The Problem
Modern row crop farming operates at a scale that makes field-by-field, plant-by-plant monitoring impractical through human observation. A 5,000-acre corn and soybean operation has too many acres for timely scouting of every field. By the time a problem — disease pressure, pest infestation, nutrient deficiency — is visible to a scout walking the field, the economically optimal treatment window may have passed.
The data is available. Satellites capture multispectral imagery at 3–5 meter resolution every few days. Weather stations provide hyper-local data. Soil sensors report moisture and temperature at depth. Connected equipment records yield maps and application data. The constraint is not data — it is synthesis: someone or something must monitor all of it continuously and surface the actionable decisions before the window closes.

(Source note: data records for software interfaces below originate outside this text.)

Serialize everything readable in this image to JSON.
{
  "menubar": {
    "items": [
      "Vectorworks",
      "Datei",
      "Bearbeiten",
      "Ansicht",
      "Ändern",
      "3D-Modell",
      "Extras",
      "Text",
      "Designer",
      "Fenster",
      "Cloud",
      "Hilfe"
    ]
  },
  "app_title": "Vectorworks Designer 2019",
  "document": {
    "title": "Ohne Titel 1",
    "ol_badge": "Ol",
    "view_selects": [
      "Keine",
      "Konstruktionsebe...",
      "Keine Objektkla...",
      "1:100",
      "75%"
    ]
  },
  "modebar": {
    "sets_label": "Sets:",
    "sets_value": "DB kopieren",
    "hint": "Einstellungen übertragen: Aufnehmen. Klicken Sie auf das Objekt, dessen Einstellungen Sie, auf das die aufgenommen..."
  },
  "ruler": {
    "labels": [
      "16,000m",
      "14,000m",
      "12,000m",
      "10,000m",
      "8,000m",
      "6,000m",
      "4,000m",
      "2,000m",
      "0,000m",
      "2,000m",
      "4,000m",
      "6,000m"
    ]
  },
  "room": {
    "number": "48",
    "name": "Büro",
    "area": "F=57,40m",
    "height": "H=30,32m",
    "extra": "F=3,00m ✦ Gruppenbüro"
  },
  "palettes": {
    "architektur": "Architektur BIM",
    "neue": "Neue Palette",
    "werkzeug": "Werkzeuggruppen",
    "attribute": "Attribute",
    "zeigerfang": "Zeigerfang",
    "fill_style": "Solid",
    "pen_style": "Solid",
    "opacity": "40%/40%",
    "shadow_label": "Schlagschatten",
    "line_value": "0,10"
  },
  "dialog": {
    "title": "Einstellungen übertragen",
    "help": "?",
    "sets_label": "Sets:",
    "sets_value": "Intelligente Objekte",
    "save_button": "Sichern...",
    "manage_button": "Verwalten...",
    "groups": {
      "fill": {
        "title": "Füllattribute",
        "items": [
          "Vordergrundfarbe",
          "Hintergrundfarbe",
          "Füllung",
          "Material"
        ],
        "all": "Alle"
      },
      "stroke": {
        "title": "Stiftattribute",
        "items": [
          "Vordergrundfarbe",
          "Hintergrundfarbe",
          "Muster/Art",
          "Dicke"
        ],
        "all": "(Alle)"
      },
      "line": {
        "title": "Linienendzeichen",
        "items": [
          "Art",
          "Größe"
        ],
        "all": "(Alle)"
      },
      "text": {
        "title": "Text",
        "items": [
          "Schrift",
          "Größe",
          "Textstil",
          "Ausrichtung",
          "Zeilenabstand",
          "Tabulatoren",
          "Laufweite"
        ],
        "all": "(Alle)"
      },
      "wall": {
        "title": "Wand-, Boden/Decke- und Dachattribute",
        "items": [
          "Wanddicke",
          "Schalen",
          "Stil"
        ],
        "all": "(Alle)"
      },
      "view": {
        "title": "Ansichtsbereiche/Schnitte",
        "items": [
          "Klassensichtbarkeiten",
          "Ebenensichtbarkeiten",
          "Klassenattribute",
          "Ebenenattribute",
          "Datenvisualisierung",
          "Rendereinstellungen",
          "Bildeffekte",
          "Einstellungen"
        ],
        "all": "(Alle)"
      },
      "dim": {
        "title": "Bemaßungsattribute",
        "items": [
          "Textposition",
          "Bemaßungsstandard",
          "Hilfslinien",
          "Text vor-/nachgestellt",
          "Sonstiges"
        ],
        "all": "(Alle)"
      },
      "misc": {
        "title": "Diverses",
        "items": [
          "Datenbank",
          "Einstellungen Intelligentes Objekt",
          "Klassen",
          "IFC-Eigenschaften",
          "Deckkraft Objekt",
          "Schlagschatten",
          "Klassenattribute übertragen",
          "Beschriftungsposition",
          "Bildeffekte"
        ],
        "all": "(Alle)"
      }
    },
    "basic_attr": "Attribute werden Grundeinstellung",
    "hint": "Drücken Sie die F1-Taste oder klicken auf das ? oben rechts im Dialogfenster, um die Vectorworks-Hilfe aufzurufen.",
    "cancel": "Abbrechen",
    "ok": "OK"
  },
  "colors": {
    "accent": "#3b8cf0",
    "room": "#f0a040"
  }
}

John Deere's See & Spray technology demonstrated that computer vision applied to in-field imagery can identify weeds at the plant level and apply herbicide selectively, reducing herbicide use by up to 77% on labeled crops. Taranis's remote sensing platform identifies disease and pest pressure from aerial and satellite imagery before it is visible from the field edge. The underlying insight is the same: AI can monitor at a resolution and frequency that human scouting cannot match economically.
The Solution
The Agricultural Monitoring & Recommendation Agent continuously monitors configured fields using satellite imagery, weather data, soil sensor readings, and connected equipment data. It identifies developing problems — disease pressure, pest activity, nutrient stress, irrigation needs — and generates field-specific management recommendations before the window for cost-effective intervention closes.
The agent delivers daily field status summaries and exception alerts to the farm manager or agronomist. When satellite imagery shows early-stage disease signatures in a specific field zone, the agent flags it with a recommended scouting route and, once confirmed by the agronomist, generates a treatment recommendation with timing and rate. Variable-rate prescription maps are generated for equipment that supports them.
Agronomists review and approve recommendations. The agent provides the monitoring and pattern recognition; the agronomist applies local knowledge and makes the management decision.
How It's Built
A satellite imagery ingestion pipeline (Python, rasterio, GDAL) processes multispectral imagery from configured sources (Planet, Sentinel-2, Maxar) on arrival. Vegetation index computation and anomaly detection run as batch jobs on a daily schedule. A weather data integration layer pulls from NOAA, DTN, and on-farm weather station APIs. Computer vision models trained on crop stress datasets classify detected anomalies by type and severity. An LLM synthesis layer generates the field status report and recommendation narrative. Prescription map generation produces GeoTIFF outputs in formats accepted by major precision agriculture platforms.